Troy's ghost. I should have done more to keep him from despair. Surely I shouldn't have left him and gone traveling about while he lingered here at Farthy, living in that cottage that had been our love nest, the site of so many happy hours for us.
How many nights had he lain awake thinking of me in that cottage, believing I had put him aside, believing I had accepted our fate? I knew how sensitive and prone to despair he could be. How easy it was for him to suffer, and yet I left him to endure the greatest pain of all . . a broken heart. I left him without hope, thinking that all the dark thoughts he had had his whole life were meant to be.
Looking into Jillian's eyes, seeing the pain that made those orbs its new home, I felt the agony she felt. I fled from those reminders as much as I fled from her madness. Would guilt twist and torment me as it had her, until I, too, became mad and lived alone with my troubled thoughts?
Oh, Troy, Troy, surely you must have known you were the last person in the world I would want to harm.

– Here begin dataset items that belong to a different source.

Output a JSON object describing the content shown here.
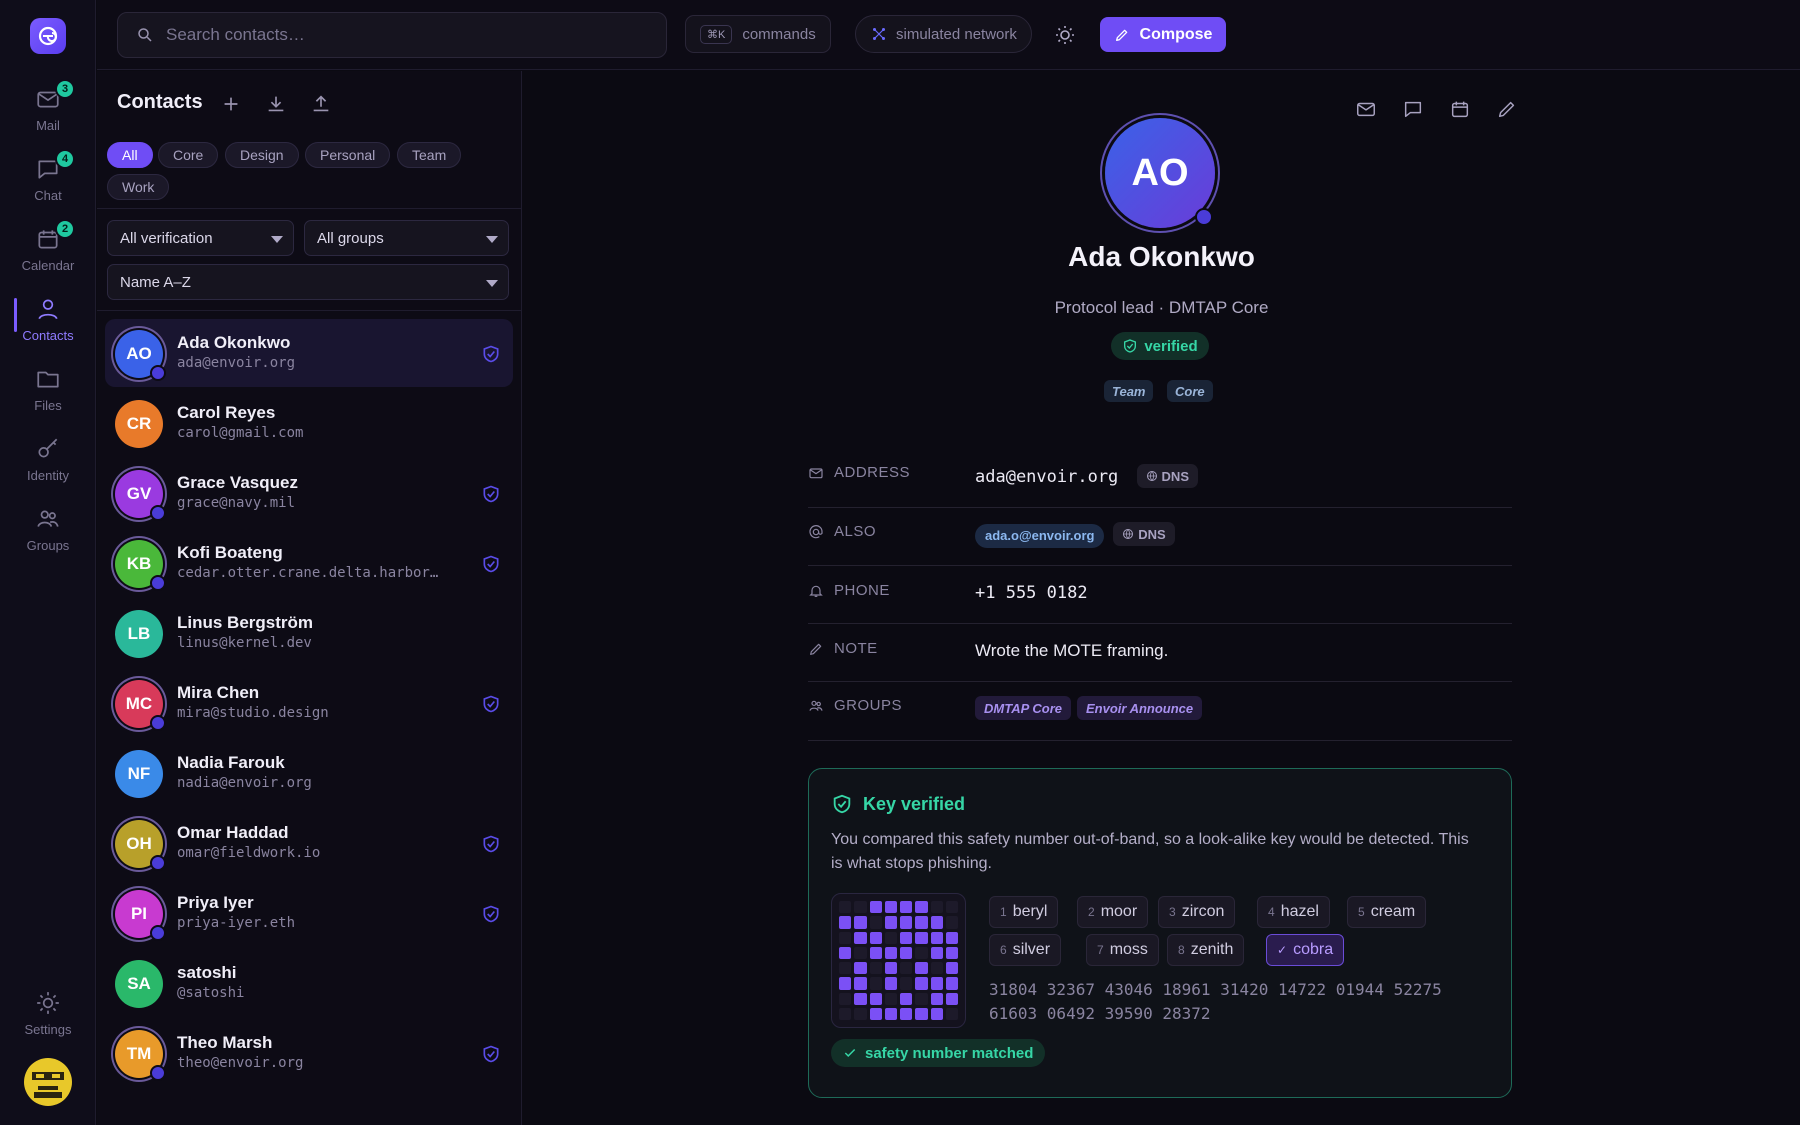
{
  "nav": {
    "items": [
      {
        "label": "Mail",
        "badge": "3",
        "icon": "mail-icon"
      },
      {
        "label": "Chat",
        "badge": "4",
        "icon": "chat-icon"
      },
      {
        "label": "Calendar",
        "badge": "2",
        "icon": "calendar-icon"
      },
      {
        "label": "Contacts",
        "icon": "person-icon",
        "active": true
      },
      {
        "label": "Files",
        "icon": "folder-icon"
      },
      {
        "label": "Identity",
        "icon": "key-icon"
      },
      {
        "label": "Groups",
        "icon": "people-icon"
      }
    ],
    "settings_label": "Settings"
  },
  "topbar": {
    "search_placeholder": "Search contacts…",
    "commands_kbd": "⌘K",
    "commands_label": "commands",
    "network_label": "simulated network",
    "compose_label": "Compose"
  },
  "contacts_panel": {
    "title": "Contacts",
    "filters": [
      "All",
      "Core",
      "Design",
      "Personal",
      "Team",
      "Work"
    ],
    "active_filter": "All",
    "verification_select": "All verification",
    "groups_select": "All groups",
    "sort_select": "Name A–Z",
    "contacts": [
      {
        "initials": "AO",
        "name": "Ada Okonkwo",
        "address": "ada@envoir.org",
        "verified": true,
        "color": "#3a62e8"
      },
      {
        "initials": "CR",
        "name": "Carol Reyes",
        "address": "carol@gmail.com",
        "verified": false,
        "color": "#e87a2a"
      },
      {
        "initials": "GV",
        "name": "Grace Vasquez",
        "address": "grace@navy.mil",
        "verified": true,
        "color": "#9a3ae0"
      },
      {
        "initials": "KB",
        "name": "Kofi Boateng",
        "address": "cedar.otter.crane.delta.harbor…",
        "verified": true,
        "color": "#4ab83a"
      },
      {
        "initials": "LB",
        "name": "Linus Bergström",
        "address": "linus@kernel.dev",
        "verified": false,
        "color": "#2ab89a"
      },
      {
        "initials": "MC",
        "name": "Mira Chen",
        "address": "mira@studio.design",
        "verified": true,
        "color": "#d83a5a"
      },
      {
        "initials": "NF",
        "name": "Nadia Farouk",
        "address": "nadia@envoir.org",
        "verified": false,
        "color": "#3a8ae8"
      },
      {
        "initials": "OH",
        "name": "Omar Haddad",
        "address": "omar@fieldwork.io",
        "verified": true,
        "color": "#b8a02a"
      },
      {
        "initials": "PI",
        "name": "Priya Iyer",
        "address": "priya-iyer.eth",
        "verified": true,
        "color": "#c83ad0"
      },
      {
        "initials": "SA",
        "name": "satoshi",
        "address": "@satoshi",
        "verified": false,
        "color": "#2ab86a"
      },
      {
        "initials": "TM",
        "name": "Theo Marsh",
        "address": "theo@envoir.org",
        "verified": true,
        "color": "#e89a2a"
      }
    ]
  },
  "detail": {
    "initials": "AO",
    "name": "Ada Okonkwo",
    "role": "Protocol lead · DMTAP Core",
    "status": "verified",
    "tags": [
      "Team",
      "Core"
    ],
    "fields": {
      "address_label": "ADDRESS",
      "address_value": "ada@envoir.org",
      "dns_label": "DNS",
      "also_label": "ALSO",
      "also_value": "ada.o@envoir.org",
      "phone_label": "PHONE",
      "phone_value": "+1 555 0182",
      "note_label": "NOTE",
      "note_value": "Wrote the MOTE framing.",
      "groups_label": "GROUPS",
      "groups": [
        "DMTAP Core",
        "Envoir Announce"
      ]
    },
    "key": {
      "title": "Key verified",
      "description": "You compared this safety number out-of-band, so a look-alike key would be detected. This is what stops phishing.",
      "words": [
        {
          "n": "1",
          "w": "beryl"
        },
        {
          "n": "2",
          "w": "moor"
        },
        {
          "n": "3",
          "w": "zircon"
        },
        {
          "n": "4",
          "w": "hazel"
        },
        {
          "n": "5",
          "w": "cream"
        },
        {
          "n": "6",
          "w": "silver"
        },
        {
          "n": "7",
          "w": "moss"
        },
        {
          "n": "8",
          "w": "zenith"
        },
        {
          "n": "✓",
          "w": "cobra"
        }
      ],
      "digits_line1": "31804 32367 43046 18961 31420 14722 01944 52275",
      "digits_line2": "61603 06492 39590 28372",
      "match_label": "safety number matched"
    }
  },
  "colors": {
    "accent": "#6f4df5",
    "verified": "#36d6a6",
    "badge": "#1fc9a0"
  }
}
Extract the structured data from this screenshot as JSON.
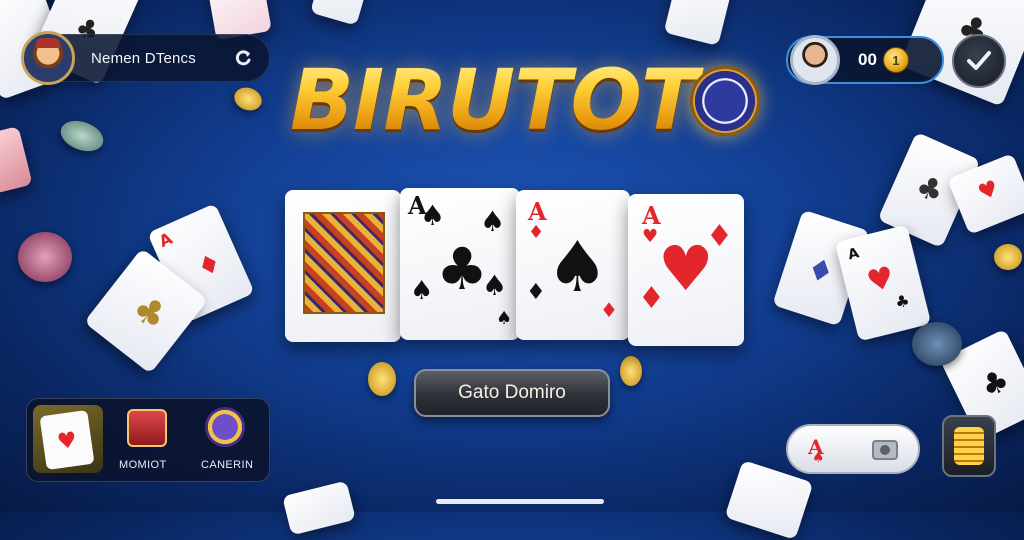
{
  "profile": {
    "player_name": "Nemen DTencs"
  },
  "wallet": {
    "coins": "00",
    "coin_symbol": "1"
  },
  "logo": {
    "title": "BIRUTOTO"
  },
  "hand": [
    {
      "name": "face-card",
      "rank": "",
      "suit": ""
    },
    {
      "name": "ace-of-spades-multi",
      "rank": "A",
      "suit": "♠"
    },
    {
      "name": "ace-of-spades",
      "rank": "A",
      "suit": "♠"
    },
    {
      "name": "ace-of-hearts",
      "rank": "A",
      "suit": "♥"
    }
  ],
  "actions": {
    "play_label": "Gato Domiro"
  },
  "menu": {
    "items": [
      {
        "label": "",
        "icon": "heart-card-icon"
      },
      {
        "label": "MOMIOT",
        "icon": "gift-box-icon"
      },
      {
        "label": "CANERIN",
        "icon": "chip-trophy-icon"
      }
    ]
  },
  "quick": {
    "ace_rank": "A"
  },
  "colors": {
    "accent_blue": "#3b8fe0",
    "gold": "#ffc928",
    "red_suit": "#e3262c",
    "bg_blue": "#123f93"
  }
}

But I had to drive the black thoughts of Troy from my mind. Now I was Logan's wife, and I wanted to make sure I never caused him to suffer the way Troy had.
I showered and dressed and went back downstairs to find Tony to tell him to go right up to talk to Martha Goodman.
Tony and Logan were not in the office. Curtis found me searching for them and told me they had left a message that they had gone into Boston.
"Something about plans for the factory in Winnerow," Curtis said, troubled that he hadn't remembered the message word for word.